Does this problem persist for you when you try again, @Jacky-Miu ?

Jacky-Miu commented 4 years ago

The error message was gotten when I tried to load the Learning Framework 4.3-SNAPSHOT to my Gate Developer. I used the CREOLE Plugin Manager to do the following:

  1. Click "+" to add a new CREOLE plugin
  2. Enter the following in the relevant boxes: Group: uk.ac.gate.plugins Artifact: LearningFramework Version: 4.3-SNAPSHOT Note: I have to use "LearningFramework" in the Artifact box instead of "learningframework" this time, which was different from the very first time when I loaded this 4.3-SNAPSHOT plugin.
  3. The "Learning Framework (4.3-SNAPSHOT)" was shown in the Plugin Manager, so I clicked on this plugin and then clicked "Apply All". The error message was gotten at this time, and the plugin could not be loaded. Note: When I did the above today, I was first able to load the "Learning Framework (4.3-SNAPSHOT)", but not the next time after I've unloaded and reloaded this plugin again. The same error message appeared when I executed step 3 above. So I think I need to clear something first before I can load this plugin.
  4. Even though I was successful in loading the "Learning Framework (4.3-SNAPSHOT)" earlier today, I still could not see the debug parameter in the LF_ApplyChunking PR. So I am wondering if there's something I need to clear first.
    Thank you again for helping in this process! Much appreciated!
ianroberts commented 4 years ago

Note: I have to use "LearningFramework" in the Artifact box instead of "learningframework" this time, which was different from the very first time when I loaded this 4.3-SNAPSHOT plugin.
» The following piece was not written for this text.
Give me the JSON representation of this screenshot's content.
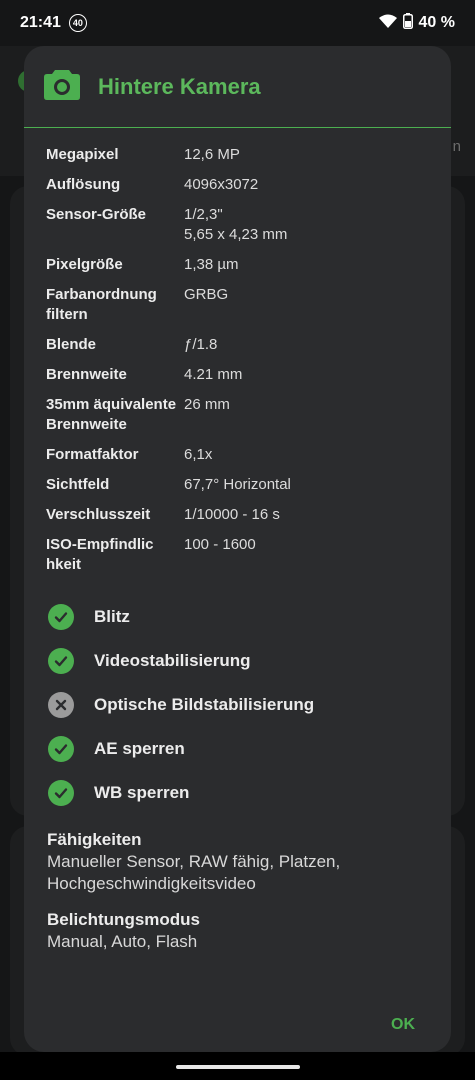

That is definitely wrong - the artifact ID is learningframework all lower case. I suspect this is what is causing the error, if you're on Windows or Mac where your local filesystem is case-insensitive then Aether will have been able to find the metadata files in your .m2/repository under the mixed-case name (on a case-insensitive filesystem when I ask for LearningFramework/4.3-SNAPSHOT/maven-metadata.xml the it will give me the contents of learningframework/4.3-SNAPSHOT/maven-metadata.xml without causing an error at that stage) but then failing when it tries to fetch the actual JAR files from the remote repository under the mixed-case name (which doesn't exist - on the repository it has to be learningframework in lower case only).

I suggest, if you can, try to delete the whole of your .m2/repository/uk/ac/gate/plugins/learningframework folder and remove any "Learning Framework" plugins from your plugin manager, then try again with the correct group and artifact IDs all in lower case. The .m2 folder is under your home directory, typically C:\Users\<yourname> on Windows or /Users/<yourname> on Mac.

Jacky-Miu commented 4 years ago

Thank you, Ian! I've successfully loaded the updated 4.3-SNAPSHOT following your advice. Thank you again for your and Johann's help.